如何在SQL Server中截断datetime? [英] How can I truncate a datetime in SQL Server?

查看:219
本文介绍了如何在SQL Server中截断datetime?的处理方法,对大家解决问题具有一定的参考价值,需要的朋友们下面随着小编来一起学习吧!

问题描述



例如:

$ b在SQL Server 2008中截断日期时间值(删除小时数和秒)的最佳方法是什么?
$ b

  declare @SomeDate datetime ='2009-05-28 16:30:22'
select trunc_date(@SomeDate)

-----------------------
2009-05-28 00:00:00.000


解决方案

即使是几年后,这种情况仍然经常收集更多的投票,所以我需要更新现代版本的Sql Server。对于Sql Server 2008和更高版本,它很简单:

  cast(getDate()As Date)

请注意,底部附近的最后三个段落仍然适用,您经常需要退后一步,找到避免演员的方法首先,



但是还有其他方法可以实现这一点。这是最常见的。



正确的方法(Sql Server 2008以来的新功能):

  cast(getdate()As Date)

正确的方式(旧):

  dateadd(dd,datediff(dd,0,getDate )),0)

这个比较老了,但还是值得一提,因为它也可以很容易地适应对于其他时间点,像月份,分钟,小时或年份的第一时间。



这种正确的方式使用作为ansi标准一部分的文档化函数,保证工作,但可以稍慢一些。它可以通过查找从第0天到当天的天数,并将这些天添加到第0天。无论您的日期时间如何存储,无论您的区域是什么,它都可以工作。



快速的方式:

  cast(floor(cast (getdate()作为float))作为datetime)

这是因为datetime列存储为8-字节二进制值。将它们放置成浮动,将它们放置以删除分数,并且当您将它们转换为datetime时,值的时间部分将消失。这一切都只是一点点移动,没有复杂的逻辑,它是非常快。



请注意,这依赖于实现细节,即使在自动服务更新中,Microsoft也可以随时更改。它也不是很便携。实际上,这个实施很快就不太可能会改变,但是如果你选择使用它,这一点很重要。现在我们可以选择作为日期来投放,这是很少必要的。



错误的方式:

 转换(转换(char(11),getdate(),113)作为datetime)

错误的方法通过转换为字符串,截断字符串,并转换回datetime。

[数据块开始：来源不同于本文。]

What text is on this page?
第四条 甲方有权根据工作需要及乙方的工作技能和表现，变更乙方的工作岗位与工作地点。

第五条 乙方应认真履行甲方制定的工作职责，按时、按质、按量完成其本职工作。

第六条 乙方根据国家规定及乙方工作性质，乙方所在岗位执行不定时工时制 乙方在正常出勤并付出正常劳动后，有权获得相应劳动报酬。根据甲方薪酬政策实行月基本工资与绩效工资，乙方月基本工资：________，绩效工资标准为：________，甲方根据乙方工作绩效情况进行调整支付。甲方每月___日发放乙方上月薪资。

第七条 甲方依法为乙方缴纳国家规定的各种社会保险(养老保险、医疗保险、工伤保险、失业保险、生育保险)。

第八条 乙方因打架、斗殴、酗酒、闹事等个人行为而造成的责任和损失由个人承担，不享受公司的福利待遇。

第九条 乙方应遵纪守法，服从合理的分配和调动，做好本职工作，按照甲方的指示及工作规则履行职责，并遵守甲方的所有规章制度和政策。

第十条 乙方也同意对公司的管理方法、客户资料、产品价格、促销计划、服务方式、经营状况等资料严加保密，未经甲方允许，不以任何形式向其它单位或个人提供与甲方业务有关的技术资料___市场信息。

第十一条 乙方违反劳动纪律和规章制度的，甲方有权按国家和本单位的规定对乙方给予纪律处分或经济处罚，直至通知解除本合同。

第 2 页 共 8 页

这是错误的,有两个原因:1)它可能无法在所有地区使用,2)它是最慢的方法来做到这一点,而不只是一点点;它比其他选项要慢一个数量级或两倍。






更新最近有一些投票,所以我想添加到自从我发布这个以来,我看到一些非常实在的证据表明,Sql Server将优化正确方式与快速方式之间的性能差异,这意味着你现在应该赞成前者。



在这两种情况下,您希望编写您的查询,以避免首先需要这样做。在数据库上应该做这个工作是非常罕见的。



在大多数地方,数据库已经是您的瓶颈。通常,服务器是增加硬件以提高性能的最昂贵的服务器,而最难以获得正确添加的服务器(例如,您必须平衡磁盘与内存)。在技​​术上和从商业角度来看,也是最难扩展的。添加网络或应用程序服务器比数据库服务器要容易得多,即使是错误的,您也不会为IIS或apache支付$ 20,000 +的服务器许可证。



我想要做的是,只要有可能,您应该在应用程序级别进行此工作。您应该发现自己在SQL Server上截断日期时间的时间是当您需要在一天内进行分组,即使这样,您应该可以将额外的列设置为计算列,维护在插入/更新时间,或维护在应用程序逻辑中。从数据库中获取这个索引破解,重量级的工作。


What's the best way to truncate a datetime value (as to remove hours minutes and seconds) in SQL Server 2008?

For example:

declare @SomeDate datetime = '2009-05-28 16:30:22'
select trunc_date(@SomeDate)

-----------------------
2009-05-28 00:00:00.000

解决方案

This continues to frequently gather additional votes, even several years later, and so I need to update it for modern versions of Sql Server. For Sql Server 2008 and later, it's simple:

cast(getDate() As Date)

Note that the last three paragraphs near the bottom still apply, and you often need to take a step back and find a way to avoid the cast in the first place.

But there are other ways to accomplish this, too. Here are the most common.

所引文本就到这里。